第1章 失序之城(2 / 2)
更远处,一家银行的自动取款机前排起了扭曲的长队。机器大概也罢工了,或者取款额度被紧急限制。人们不肯散去,抱着最后一丝希望等待着,互相打听,交换着真假难辨的小道消息:“听说西区那边有台机器还能取!”“别信,我刚从那边过来,早空了!”“那怎么办?我老婆还在医院等着交钱!”

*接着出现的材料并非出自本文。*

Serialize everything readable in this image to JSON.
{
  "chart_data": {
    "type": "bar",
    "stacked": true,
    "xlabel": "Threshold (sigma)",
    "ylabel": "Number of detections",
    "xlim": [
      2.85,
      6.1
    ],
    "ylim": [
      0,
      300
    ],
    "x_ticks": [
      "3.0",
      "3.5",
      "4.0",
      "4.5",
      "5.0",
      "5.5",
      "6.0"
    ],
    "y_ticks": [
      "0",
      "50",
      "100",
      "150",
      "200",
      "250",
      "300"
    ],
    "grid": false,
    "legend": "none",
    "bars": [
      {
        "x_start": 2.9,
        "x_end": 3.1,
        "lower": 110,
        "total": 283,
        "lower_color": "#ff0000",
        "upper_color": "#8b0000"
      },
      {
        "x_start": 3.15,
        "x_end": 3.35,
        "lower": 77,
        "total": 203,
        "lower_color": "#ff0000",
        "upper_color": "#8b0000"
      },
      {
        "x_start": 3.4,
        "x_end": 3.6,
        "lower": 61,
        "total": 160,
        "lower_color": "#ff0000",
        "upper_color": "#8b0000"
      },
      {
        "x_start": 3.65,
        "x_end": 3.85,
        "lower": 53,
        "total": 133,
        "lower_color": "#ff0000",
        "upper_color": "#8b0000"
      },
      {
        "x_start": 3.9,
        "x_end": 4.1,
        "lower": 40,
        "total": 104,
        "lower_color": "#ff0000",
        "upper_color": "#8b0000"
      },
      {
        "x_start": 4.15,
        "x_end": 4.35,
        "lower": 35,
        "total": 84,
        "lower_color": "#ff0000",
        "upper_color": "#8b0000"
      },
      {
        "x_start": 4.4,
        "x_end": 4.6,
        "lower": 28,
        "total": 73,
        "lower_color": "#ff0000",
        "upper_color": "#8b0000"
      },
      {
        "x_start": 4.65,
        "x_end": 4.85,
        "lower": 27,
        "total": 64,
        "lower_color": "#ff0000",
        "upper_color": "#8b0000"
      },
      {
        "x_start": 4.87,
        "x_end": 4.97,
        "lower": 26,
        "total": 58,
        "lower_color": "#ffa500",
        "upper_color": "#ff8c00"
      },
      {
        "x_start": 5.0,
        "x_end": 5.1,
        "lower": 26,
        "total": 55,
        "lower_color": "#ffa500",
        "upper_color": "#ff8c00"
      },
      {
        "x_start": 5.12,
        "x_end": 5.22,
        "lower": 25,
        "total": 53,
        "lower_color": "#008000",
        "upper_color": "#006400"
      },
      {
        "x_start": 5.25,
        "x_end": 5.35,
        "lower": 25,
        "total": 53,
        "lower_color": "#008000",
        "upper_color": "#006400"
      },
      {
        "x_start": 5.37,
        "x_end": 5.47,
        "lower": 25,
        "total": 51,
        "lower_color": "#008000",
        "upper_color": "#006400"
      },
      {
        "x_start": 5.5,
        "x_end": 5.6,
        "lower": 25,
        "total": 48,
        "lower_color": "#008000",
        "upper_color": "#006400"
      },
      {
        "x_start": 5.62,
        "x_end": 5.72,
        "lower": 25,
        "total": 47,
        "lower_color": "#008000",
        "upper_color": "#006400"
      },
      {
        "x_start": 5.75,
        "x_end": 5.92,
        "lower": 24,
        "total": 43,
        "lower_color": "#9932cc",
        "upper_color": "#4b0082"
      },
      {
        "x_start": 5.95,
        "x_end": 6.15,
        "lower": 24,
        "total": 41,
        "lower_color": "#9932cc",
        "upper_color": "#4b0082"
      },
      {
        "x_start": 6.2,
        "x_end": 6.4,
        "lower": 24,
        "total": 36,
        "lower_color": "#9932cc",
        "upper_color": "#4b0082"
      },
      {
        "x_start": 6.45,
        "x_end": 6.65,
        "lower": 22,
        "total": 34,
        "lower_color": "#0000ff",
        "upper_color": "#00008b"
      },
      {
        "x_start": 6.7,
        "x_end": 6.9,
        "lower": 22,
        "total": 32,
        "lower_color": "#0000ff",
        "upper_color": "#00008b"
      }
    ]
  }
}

医院。林劫的心往下沉了沉。他强迫自己不去想象医院里的情景。那些依赖精密监控设备的病人,那些等待手术的患者,那些需要特定电子处方才能拿到药的慢性病患者……系统宕机对他们意味着什么?他不敢深想。这份“不敢”,像一根细针,扎在他早已麻木的神经末梢,带来一丝尖锐的刺痛。
但也有别的东西。
在街角一个小卖部门口,店主——一个头发花白的老太太,颤巍巍地搬出两箱瓶装水,放在门口的小凳子上,旁边用粉笔在硬纸板上写了几个歪扭的大字:“自取,一瓶。”没人看守。路过的人看看水,看看牌子,又看看老太太。有人犹豫了一下,拿起一瓶,从口袋里摸出几个硬币塞进老太太手里,老太太摆摆手,指指牌子,意思是“自取”。那人愣了一下,收起硬币,低声说了句“谢谢”,匆匆走了。后面的人大多效仿,拿水,点头或低声道谢。秩序简陋,但有效。建立在最原始的信任和体面上。
另一个巷口,几个年轻人自发站了出来,试图指挥完全堵死的车辆,给一个抱着孩子、脸色煞白的母亲让出一条去路边诊所的路。他们的手势生疏,喊得声嘶力竭,效果有限,但总归有人在尝试。
一座居民楼的楼下,几个邻居聚在一起,拿着老式的对讲机(不知道从哪个箱底翻出来的),正在商量轮流值守楼梯口,防止陌生人趁乱溜进来。工具是拖把和扫帚,表情紧张,但眼神里有种共同承担责任的决心。
混乱是面多棱镜,把人性折射得光怪陆离。有趁火打劫的贪婪,有事不关己的冷漠,有崩溃绝望的哭泣;但也有窘境中的一丝体面,混乱里的一点互助,绝境下自发的守护。善与恶,光明与阴影,从未如此赤裸、如此密集地交织在同一幅画卷里。
林劫静静地看着。他是这幅“失序之城”画卷的创作者之一,现在,他必须亲眼观看自己的“作品”。没有快意,没有满足,只有一种冰冷的、近乎生理性的疲惫,和越来越清晰的、沉甸甸的感知。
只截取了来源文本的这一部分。